O Mer Oriental surgirá diante dos astronautas como uma cratera de 320 quilômetros de largura, criada há 3,7 bilhões de anos, quando atingiu a superfície da Terra a 15 quilômetros por segundo.

Artemis Eel não teria esse problema: as estrelas e o Sol estariam diretamente acima.

Embora tenha sido fotografada por satélites, a fotografia a partir da Terra é dificultada pelo fenómeno de “bloqueio de maré” – porque a Lua tem um lado escuro.

Só raramente a “Libração”, uma oscilação do seu eixo, revela o Oriental como um ponto sombrio.

O bloqueio das marés garante que a Lua leva exatamente o mesmo tempo para completar a sua órbita mensal em torno da Terra – como diz a NASA: “Circulando como uma dançarina, mas sempre de frente para o seu parceiro”.

Isto é o resultado da atração gravitacional da Terra ao longo de milhares de milhões de anos, fazendo com que a Lua diminua a sua rotação até ficar precisamente sincronizada com o comprimento da sua órbita.

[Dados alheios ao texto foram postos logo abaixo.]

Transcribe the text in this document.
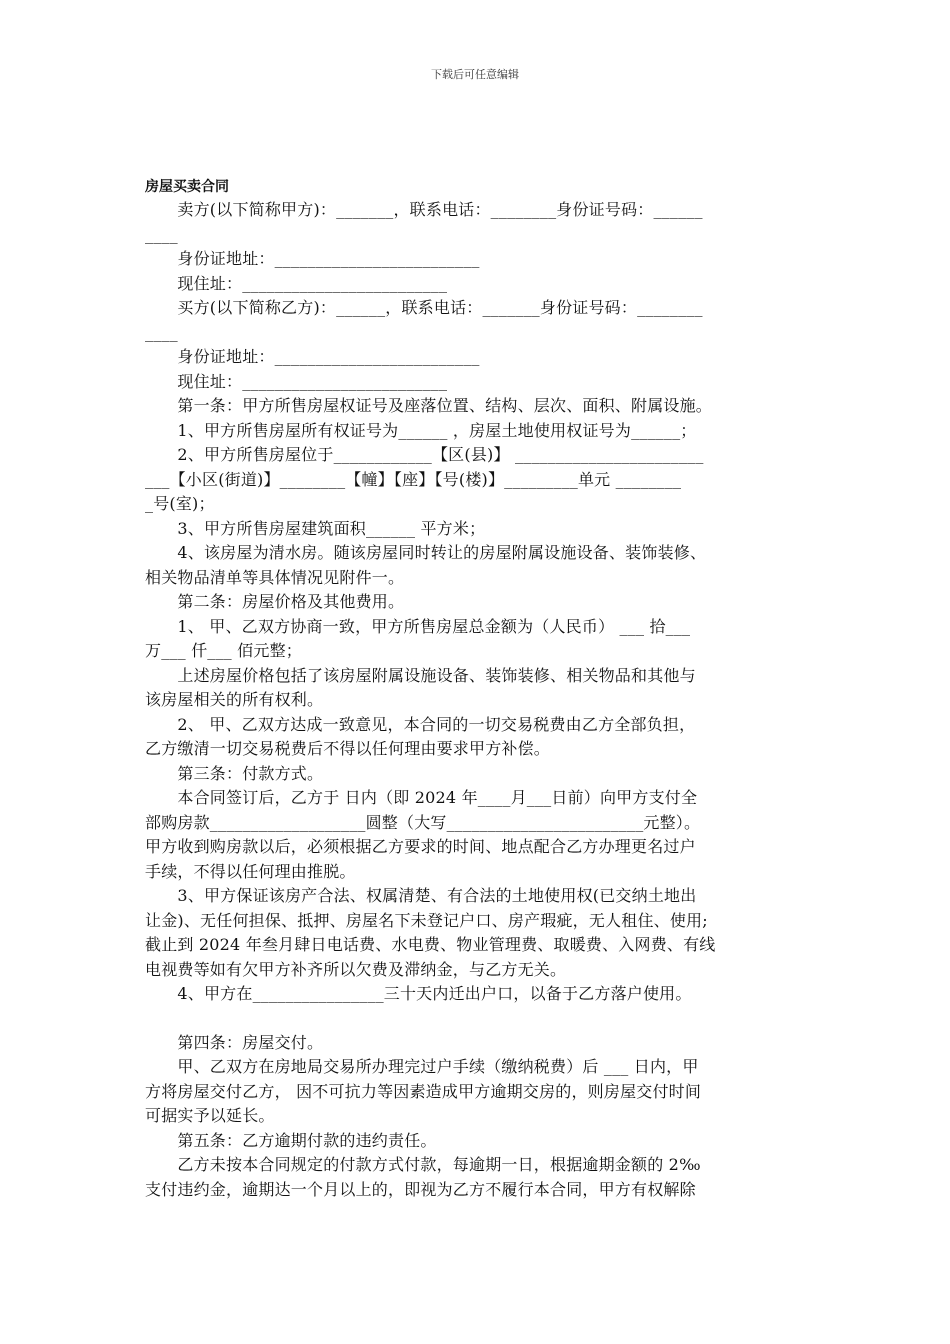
下载后可任意编辑
房屋买卖合同
　　卖方(以下简称甲方)：_______，联系电话：________身份证号码：______
____
　　身份证地址：_________________________
　　现住址：_________________________
　　买方(以下简称乙方)：______，联系电话：_______身份证号码：________
____
　　身份证地址：_________________________
　　现住址：_________________________
　　第一条：甲方所售房屋权证号及座落位置、结构、层次、面积、附属设施。
　　1、甲方所售房屋所有权证号为______ ，房屋土地使用权证号为______；
　　2、甲方所售房屋位于____________【区(县)】 _______________________
___【小区(街道)】________【幢】【座】【号(楼)】_________单元 ________
_号(室)；
　　3、甲方所售房屋建筑面积______ 平方米；
　　4、该房屋为清水房。随该房屋同时转让的房屋附属设施设备、装饰装修、
相关物品清单等具体情况见附件一。
　　第二条：房屋价格及其他费用。
　　1、 甲、乙双方协商一致，甲方所售房屋总金额为（人民币） ___ 拾___
万___ 仟___ 佰元整；
　　上述房屋价格包括了该房屋附属设施设备、装饰装修、相关物品和其他与
该房屋相关的所有权利。
　　2、 甲、乙双方达成一致意见，本合同的一切交易税费由乙方全部负担，
乙方缴清一切交易税费后不得以任何理由要求甲方补偿。
　　第三条：付款方式。
　　本合同签订后，乙方于 日内（即 2024 年____月___日前）向甲方支付全
部购房款___________________圆整（大写________________________元整）。
甲方收到购房款以后，必须根据乙方要求的时间、地点配合乙方办理更名过户
手续，不得以任何理由推脱。
　　3、甲方保证该房产合法、权属清楚、有合法的土地使用权(已交纳土地出
让金)、无任何担保、抵押、房屋名下未登记户口、房产瑕疵，无人租住、使用;
截止到 2024 年叁月肆日电话费、水电费、物业管理费、取暖费、入网费、有线
电视费等如有欠甲方补齐所以欠费及滞纳金，与乙方无关。
　　4、甲方在________________三十天内迁出户口，以备于乙方落户使用。
　　第四条：房屋交付。
　　甲、乙双方在房地局交易所办理完过户手续（缴纳税费）后 ___ 日内，甲
方将房屋交付乙方， 因不可抗力等因素造成甲方逾期交房的，则房屋交付时间
可据实予以延长。
　　第五条：乙方逾期付款的违约责任。
　　乙方未按本合同规定的付款方式付款，每逾期一日，根据逾期金额的 2‰
支付违约金，逾期达一个月以上的，即视为乙方不履行本合同，甲方有权解除
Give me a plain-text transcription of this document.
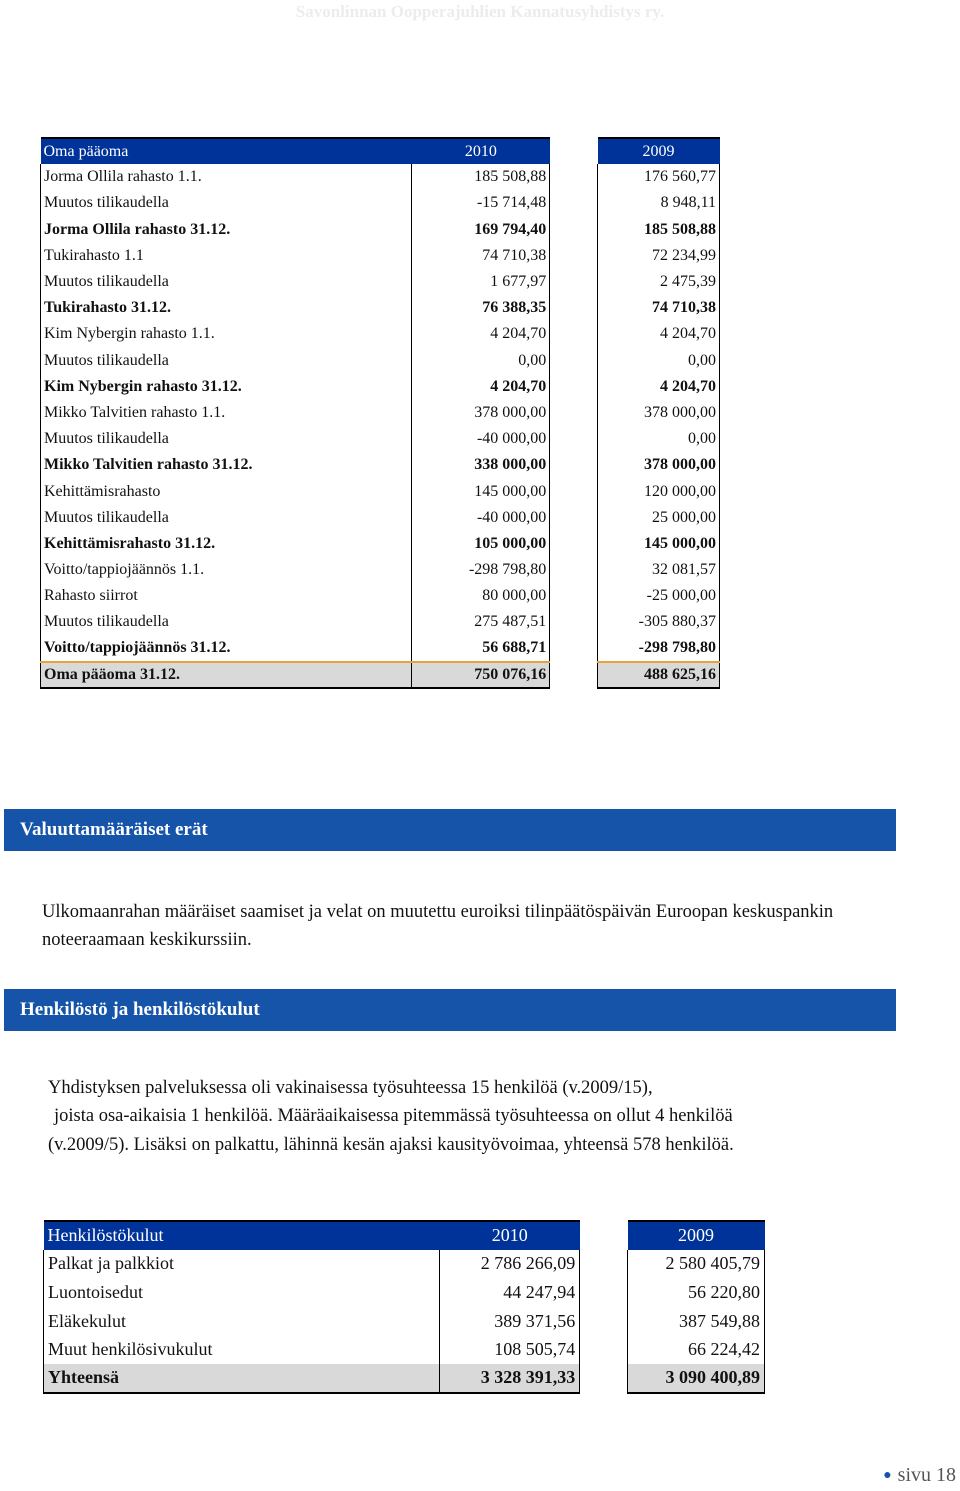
Savonlinnan Oopperajuhlien Kannatusyhdistys ry.
Oma pääoma	2010		2009
Jorma Ollila rahasto 1.1.	185 508,88		176 560,77
Muutos tilikaudella	-15 714,48		8 948,11
Jorma Ollila rahasto 31.12.	169 794,40		185 508,88
Tukirahasto 1.1	74 710,38		72 234,99
Muutos tilikaudella	1 677,97		2 475,39
Tukirahasto 31.12.	76 388,35		74 710,38
Kim Nybergin rahasto 1.1.	4 204,70		4 204,70
Muutos tilikaudella	0,00		0,00
Kim Nybergin rahasto 31.12.	4 204,70		4 204,70
Mikko Talvitien rahasto 1.1.	378 000,00		378 000,00
Muutos tilikaudella	-40 000,00		0,00
Mikko Talvitien rahasto 31.12.	338 000,00		378 000,00
Kehittämisrahasto	145 000,00		120 000,00
Muutos tilikaudella	-40 000,00		25 000,00
Kehittämisrahasto 31.12.	105 000,00		145 000,00
Voitto/tappiojäännös 1.1.	-298 798,80		32 081,57
Rahasto siirrot	80 000,00		-25 000,00
Muutos tilikaudella	275 487,51		-305 880,37
Voitto/tappiojäännös 31.12.	56 688,71		-298 798,80
Oma pääoma 31.12.	750 076,16		488 625,16
Valuuttamääräiset erät
Ulkomaanrahan määräiset saamiset ja velat on muutettu euroiksi tilinpäätöspäivän Euroopan keskuspankin noteeraamaan keskikurssiin.
Henkilöstö ja henkilöstökulut
Yhdistyksen palveluksessa oli vakinaisessa työsuhteessa 15 henkilöä (v.2009/15),
joista osa-aikaisia 1 henkilöä. Määräaikaisessa pitemmässä työsuhteessa on ollut 4 henkilöä
(v.2009/5). Lisäksi on palkattu, lähinnä kesän ajaksi kausityövoimaa, yhteensä 578 henkilöä.
Henkilöstökulut	2010		2009
Palkat ja palkkiot	2 786 266,09		2 580 405,79
Luontoisedut	44 247,94		56 220,80
Eläkekulut	389 371,56		387 549,88
Muut henkilösivukulut	108 505,74		66 224,42
Yhteensä	3 328 391,33		3 090 400,89
● sivu 18
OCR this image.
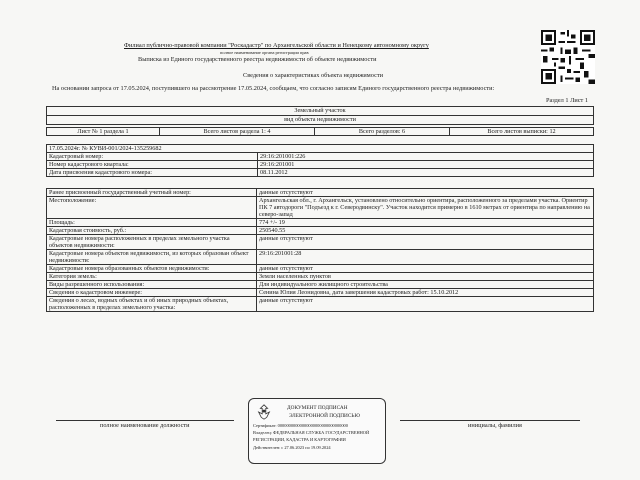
Филиал публично-правовой компании "Роскадастр" по Архангельской области и Ненецкому автономному округу
полное наименование органа регистрации прав
Выписка из Единого государственного реестра недвижимости об объекте недвижимости
Сведения о характеристиках объекта недвижимости
На основании запроса от 17.05.2024, поступившего на рассмотрение 17.05.2024, сообщаем, что согласно записям Единого государственного реестра недвижимости:
Раздел 1 Лист 1
Земельный участок
вид объекта недвижимости
Лист № 1 раздела 1	Всего листов раздела 1: 4	Всего разделов: 6	Всего листов выписки: 12
17.05.2024г. № КУВИ-001/2024-135259682	
Кадастровый номер:	29:16:201001:226
Номер кадастрового квартала:	29:16:201001
Дата присвоения кадастрового номера:	08.11.2012
Ранее присвоенный государственный учетный номер:	данные отсутствуют
Местоположение:	Архангельская обл., г. Архангельск, установлено относительно ориентира, расположенного за пределами участка. Ориентир ПК 7 автодороги "Подъезд к г. Северодвинску". Участок находится примерно в 1610 метрах от ориентира по направлению на северо-запад
Площадь:	774 +/- 19
Кадастровая стоимость, руб.:	250540.55
Кадастровые номера расположенных в пределах земельного участка объектов недвижимости:	данные отсутствуют
Кадастровые номера объектов недвижимости, из которых образован объект недвижимости:	29:16:201001:28
Кадастровые номера образованных объектов недвижимости:	данные отсутствуют
Категория земель:	Земли населенных пунктов
Виды разрешенного использования:	Для индивидуального жилищного строительства
Сведения о кадастровом инженере:	Сенина Юлия Леонидовна, дата завершения кадастровых работ: 15.10.2012
Сведения о лесах, водных объектах и об иных природных объектах, расположенных в пределах земельного участка:	данные отсутствуют
ДОКУМЕНТ ПОДПИСАН
ЭЛЕКТРОННОЙ ПОДПИСЬЮ
Сертификат: 00000000000000000000000000000000
Владелец: ФЕДЕРАЛЬНАЯ СЛУЖБА ГОСУДАРСТВЕННОЙ
РЕГИСТРАЦИИ, КАДАСТРА И КАРТОГРАФИИ
Действителен: с 27.06.2023 по 19.09.2024
полное наименование должности	инициалы, фамилия
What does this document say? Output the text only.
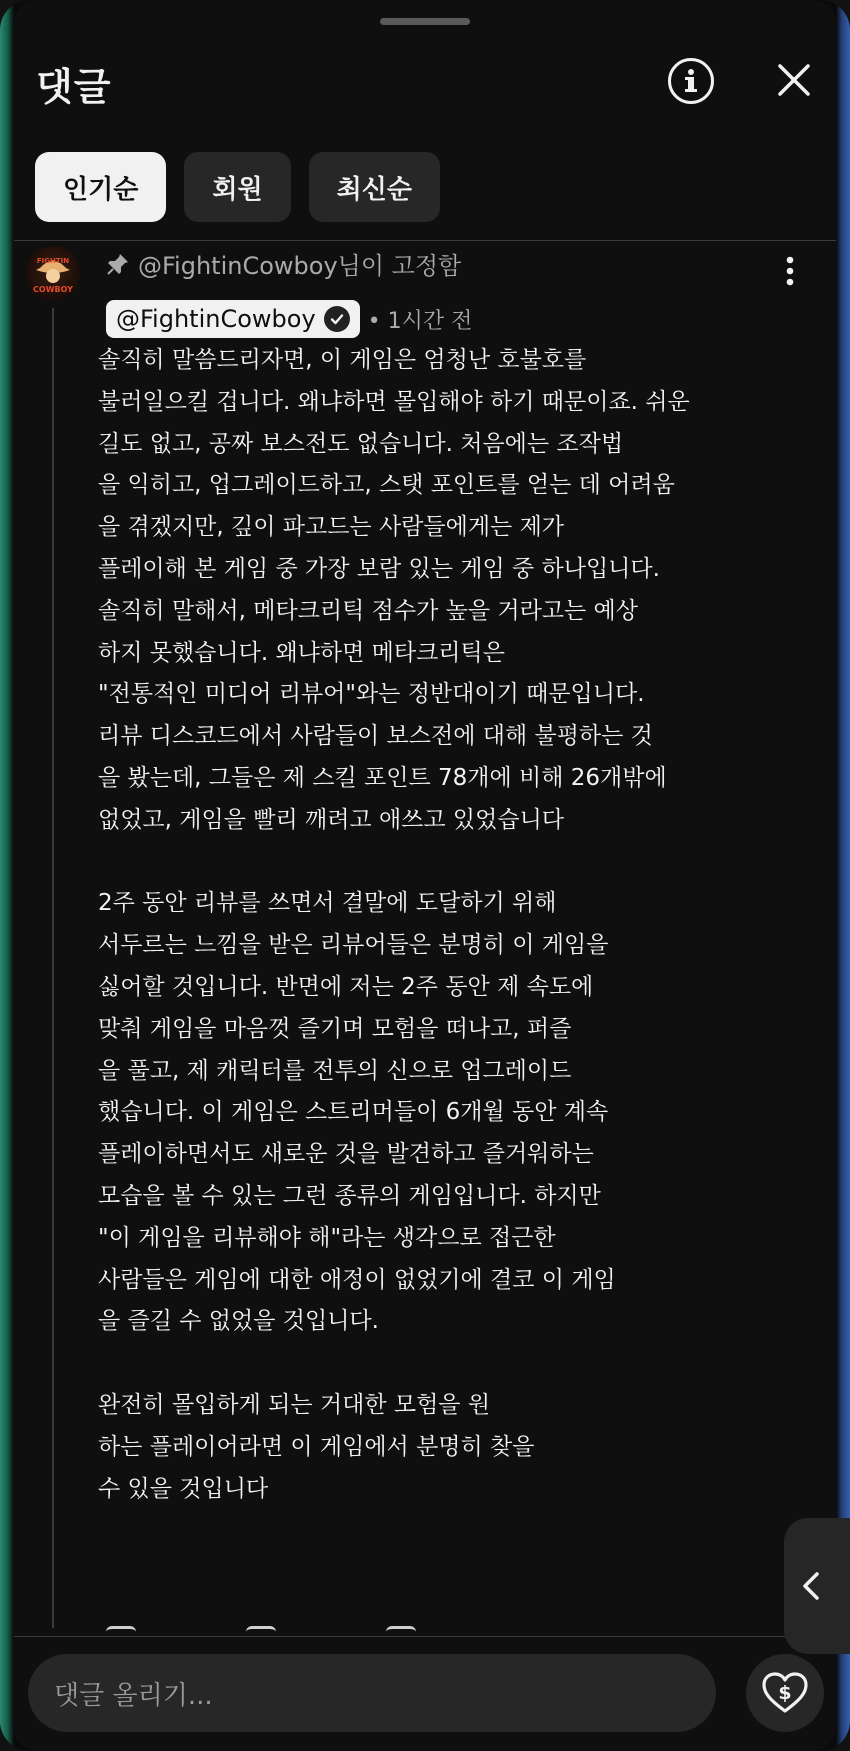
댓글
인기순	회원	최신순
FIGHTIN
COWBOY
@FightinCowboy님이 고정함
@FightinCowboy • 1시간 전
솔직히 말씀드리자면, 이 게임은 엄청난 호불호를
불러일으킬 겁니다. 왜냐하면 몰입해야 하기 때문이죠. 쉬운
길도 없고, 공짜 보스전도 없습니다. 처음에는 조작법
을 익히고, 업그레이드하고, 스탯 포인트를 얻는 데 어려움
을 겪겠지만, 깊이 파고드는 사람들에게는 제가
플레이해 본 게임 중 가장 보람 있는 게임 중 하나입니다.
솔직히 말해서, 메타크리틱 점수가 높을 거라고는 예상
하지 못했습니다. 왜냐하면 메타크리틱은
"전통적인 미디어 리뷰어"와는 정반대이기 때문입니다.
리뷰 디스코드에서 사람들이 보스전에 대해 불평하는 것
을 봤는데, 그들은 제 스킬 포인트 78개에 비해 26개밖에
없었고, 게임을 빨리 깨려고 애쓰고 있었습니다
2주 동안 리뷰를 쓰면서 결말에 도달하기 위해
서두르는 느낌을 받은 리뷰어들은 분명히 이 게임을
싫어할 것입니다. 반면에 저는 2주 동안 제 속도에
맞춰 게임을 마음껏 즐기며 모험을 떠나고, 퍼즐
을 풀고, 제 캐릭터를 전투의 신으로 업그레이드
했습니다. 이 게임은 스트리머들이 6개월 동안 계속
플레이하면서도 새로운 것을 발견하고 즐거워하는
모습을 볼 수 있는 그런 종류의 게임입니다. 하지만
"이 게임을 리뷰해야 해"라는 생각으로 접근한
사람들은 게임에 대한 애정이 없었기에 결코 이 게임
을 즐길 수 없었을 것입니다.
완전히 몰입하게 되는 거대한 모험을 원
하는 플레이어라면 이 게임에서 분명히 찾을
수 있을 것입니다
댓글 올리기...	$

Apesar de todas as paisagens que Artemis irá encontrar amanhã – para garantir, um cometa ‘Kreutz sungrazer’ passará perto da superfície do Sol – a tripulação sabe que esta missão é de enorme significado científico.

Eles estudarão de perto uma superfície marcada por crateras formadas pelo bombardeio do asteroide.

Uma teoria é que tal asteróide atingiu a Terra, entregando as sementes da vida.

Christina Koch descreve a Lua como uma “testemunha” do que aconteceu na Terra.

Ele disse: ‘Podemos aprender mais sobre a estrutura do sistema solar, como os planetas se formam… sobre a possibilidade de vida lá, começando pelo estudo da Lua.’